Brightburn: A Gimmick in Search of a Story

Let’s get the basics out of the way first: If you saw the trailers for Brightburn and went, “huh, an Evil Superboy story,” and then went thumbs up or thumbs down on the basic preimse, you made the right call.

Brightburn is well-cast, well-acted, and well put together. But it never really rises above its elevator pitch gimmick.

We get our couple in Kansas desperately wanting a child.
We get them acquiring a kid of alien origins.
We get that kid acting weird and becoming more and more hostile rigth around his twelfth birthday.
We get the kid discovering who and what he is, and using his powers for evil (and let me tell you, this movie doesn’t shy away from the gruesome aspects of superstrong flying laser-eyed hyperspeed being versus normal humanity).
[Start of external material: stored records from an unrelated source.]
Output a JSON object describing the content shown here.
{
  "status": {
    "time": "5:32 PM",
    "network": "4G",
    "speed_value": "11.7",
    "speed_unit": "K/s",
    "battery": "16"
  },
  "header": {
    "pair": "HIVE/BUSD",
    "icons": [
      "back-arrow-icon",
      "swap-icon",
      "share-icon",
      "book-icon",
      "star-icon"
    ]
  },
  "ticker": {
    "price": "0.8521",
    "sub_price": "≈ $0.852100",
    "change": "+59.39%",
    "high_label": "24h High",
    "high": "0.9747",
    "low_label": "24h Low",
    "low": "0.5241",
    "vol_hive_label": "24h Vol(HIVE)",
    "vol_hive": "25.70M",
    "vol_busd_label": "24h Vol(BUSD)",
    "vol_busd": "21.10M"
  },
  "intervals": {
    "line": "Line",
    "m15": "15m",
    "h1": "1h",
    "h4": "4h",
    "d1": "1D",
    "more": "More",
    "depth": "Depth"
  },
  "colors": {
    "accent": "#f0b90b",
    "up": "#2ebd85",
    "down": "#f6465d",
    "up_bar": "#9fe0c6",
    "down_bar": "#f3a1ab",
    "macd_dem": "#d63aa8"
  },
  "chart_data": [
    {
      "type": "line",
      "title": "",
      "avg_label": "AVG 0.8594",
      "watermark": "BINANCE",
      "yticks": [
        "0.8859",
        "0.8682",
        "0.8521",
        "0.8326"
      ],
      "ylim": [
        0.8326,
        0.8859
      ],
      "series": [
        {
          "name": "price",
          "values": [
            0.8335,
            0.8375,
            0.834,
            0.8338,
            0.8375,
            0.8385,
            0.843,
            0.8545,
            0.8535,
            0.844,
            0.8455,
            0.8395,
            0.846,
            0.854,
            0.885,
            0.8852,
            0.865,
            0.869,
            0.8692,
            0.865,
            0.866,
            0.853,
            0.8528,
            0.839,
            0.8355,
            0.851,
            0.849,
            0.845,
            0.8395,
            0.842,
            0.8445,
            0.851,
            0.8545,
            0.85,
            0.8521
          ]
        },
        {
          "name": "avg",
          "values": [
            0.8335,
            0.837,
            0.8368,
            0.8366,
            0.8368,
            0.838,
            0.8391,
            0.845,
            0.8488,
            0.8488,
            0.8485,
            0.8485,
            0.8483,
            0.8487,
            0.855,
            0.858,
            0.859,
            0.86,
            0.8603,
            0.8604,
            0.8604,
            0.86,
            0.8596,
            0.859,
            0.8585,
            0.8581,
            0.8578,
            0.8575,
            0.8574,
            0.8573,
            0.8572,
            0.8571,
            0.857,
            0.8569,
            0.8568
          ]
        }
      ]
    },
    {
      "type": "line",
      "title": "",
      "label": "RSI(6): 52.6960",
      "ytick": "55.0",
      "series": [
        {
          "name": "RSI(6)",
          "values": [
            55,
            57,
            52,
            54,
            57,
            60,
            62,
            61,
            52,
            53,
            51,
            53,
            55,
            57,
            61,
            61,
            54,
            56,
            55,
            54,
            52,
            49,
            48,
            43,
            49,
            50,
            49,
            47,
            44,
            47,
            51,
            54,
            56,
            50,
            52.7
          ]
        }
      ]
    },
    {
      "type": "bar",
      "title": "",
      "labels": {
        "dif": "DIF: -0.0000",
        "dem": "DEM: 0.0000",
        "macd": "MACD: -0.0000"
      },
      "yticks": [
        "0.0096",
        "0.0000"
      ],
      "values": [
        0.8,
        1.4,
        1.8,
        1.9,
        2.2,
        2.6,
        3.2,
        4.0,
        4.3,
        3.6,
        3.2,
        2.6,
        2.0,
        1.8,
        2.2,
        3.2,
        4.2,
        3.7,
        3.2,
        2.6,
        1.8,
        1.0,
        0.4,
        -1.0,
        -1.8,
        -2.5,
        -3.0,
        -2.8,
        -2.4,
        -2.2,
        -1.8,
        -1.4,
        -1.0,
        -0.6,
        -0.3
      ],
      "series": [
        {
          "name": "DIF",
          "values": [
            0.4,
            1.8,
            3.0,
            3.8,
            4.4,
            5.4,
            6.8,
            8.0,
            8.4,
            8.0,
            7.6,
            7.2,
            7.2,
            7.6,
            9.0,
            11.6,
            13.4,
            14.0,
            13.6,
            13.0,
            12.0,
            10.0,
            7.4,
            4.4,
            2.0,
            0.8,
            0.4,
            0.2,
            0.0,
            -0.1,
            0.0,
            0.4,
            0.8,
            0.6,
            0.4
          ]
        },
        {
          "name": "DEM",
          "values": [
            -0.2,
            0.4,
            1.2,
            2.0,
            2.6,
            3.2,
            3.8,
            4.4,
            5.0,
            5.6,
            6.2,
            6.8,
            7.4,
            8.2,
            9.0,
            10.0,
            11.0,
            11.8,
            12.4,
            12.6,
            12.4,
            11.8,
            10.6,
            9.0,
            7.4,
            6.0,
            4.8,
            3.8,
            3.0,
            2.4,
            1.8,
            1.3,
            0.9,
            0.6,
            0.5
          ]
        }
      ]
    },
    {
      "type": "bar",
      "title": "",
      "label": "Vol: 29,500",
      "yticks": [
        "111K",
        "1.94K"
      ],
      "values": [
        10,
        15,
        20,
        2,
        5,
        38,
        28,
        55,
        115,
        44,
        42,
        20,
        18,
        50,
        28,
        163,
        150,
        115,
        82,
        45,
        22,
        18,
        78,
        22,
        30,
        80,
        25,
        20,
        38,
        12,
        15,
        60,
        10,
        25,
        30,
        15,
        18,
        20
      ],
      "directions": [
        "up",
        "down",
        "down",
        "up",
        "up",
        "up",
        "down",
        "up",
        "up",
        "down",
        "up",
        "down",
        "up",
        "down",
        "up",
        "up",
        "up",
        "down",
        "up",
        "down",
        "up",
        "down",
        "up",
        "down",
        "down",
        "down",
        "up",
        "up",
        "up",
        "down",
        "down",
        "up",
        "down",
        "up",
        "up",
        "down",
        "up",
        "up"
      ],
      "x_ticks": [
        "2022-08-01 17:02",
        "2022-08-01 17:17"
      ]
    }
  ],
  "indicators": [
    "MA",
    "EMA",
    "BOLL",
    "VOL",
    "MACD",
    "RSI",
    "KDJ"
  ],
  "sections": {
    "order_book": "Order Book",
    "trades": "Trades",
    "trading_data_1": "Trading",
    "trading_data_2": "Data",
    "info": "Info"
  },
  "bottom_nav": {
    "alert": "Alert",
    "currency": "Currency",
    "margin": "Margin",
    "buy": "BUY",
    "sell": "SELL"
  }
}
But that’s about it. We don’t really dig into anything else beyond the very basics.

We see an adoptive mother’s love for her son, even as it becomes clearer and clearer that there’s something wrong, and then her resolution to do something about it only when his monstrous nature has become undeniable.

We see some interesting flashes of what this means for the alien himself- he appears to have some genuine interest in certain humans, and his turn toward hostility is externally induced, but it never stops him from doing to them whatever he thinks they deserve, and we spend far more time with him clearly being a menace to the entire human race than in really exploring his psyche. Certainly, he seems to feel zero remorse for any of the things he does- which is good for conveying his inhuman nature, but also cuts off certain avenues.

We see a small town whose inhabitants we never really click with serve more as backdrop than actual setting- we honestly never learn that much about Brightburn Kansas, except that it’s apparently a short drive away from some forests that look an awful lot like Georgia. Nudge, nudge. The townsfolk barely appear- there’s the waitress you see getting pounced on in the trailer, the girl whose hand you see him break in the trailer, the sheriff and one deputy, a couple of generically unfriendly classmates, a couple of dudes at a bar, and the adoptive aunt and uncle of the family unit. While there’s no “20 minutes with jerks” of 1990s slasher film fame, nor do we really get a feel for most of the victims. It’s never presented as if any of them in any way deserve the horrible things done to them, but nor do most of them feel like fully realized human beings, which robs the carnage of some of the horror we should be feeling.

There’s one pretty good bait-and-switch with someone we think is doomed subverted by circumstance, but this is not a film that offers much in the way of surprise, despite the hyperspeed being used for jump scares from time to time.

If you find the basic premise interesting and can stomach some pretty brutal violence and gore, it’s worth a watch… but I doubt it’ll be the sort of film the truly reward a repeat viewing.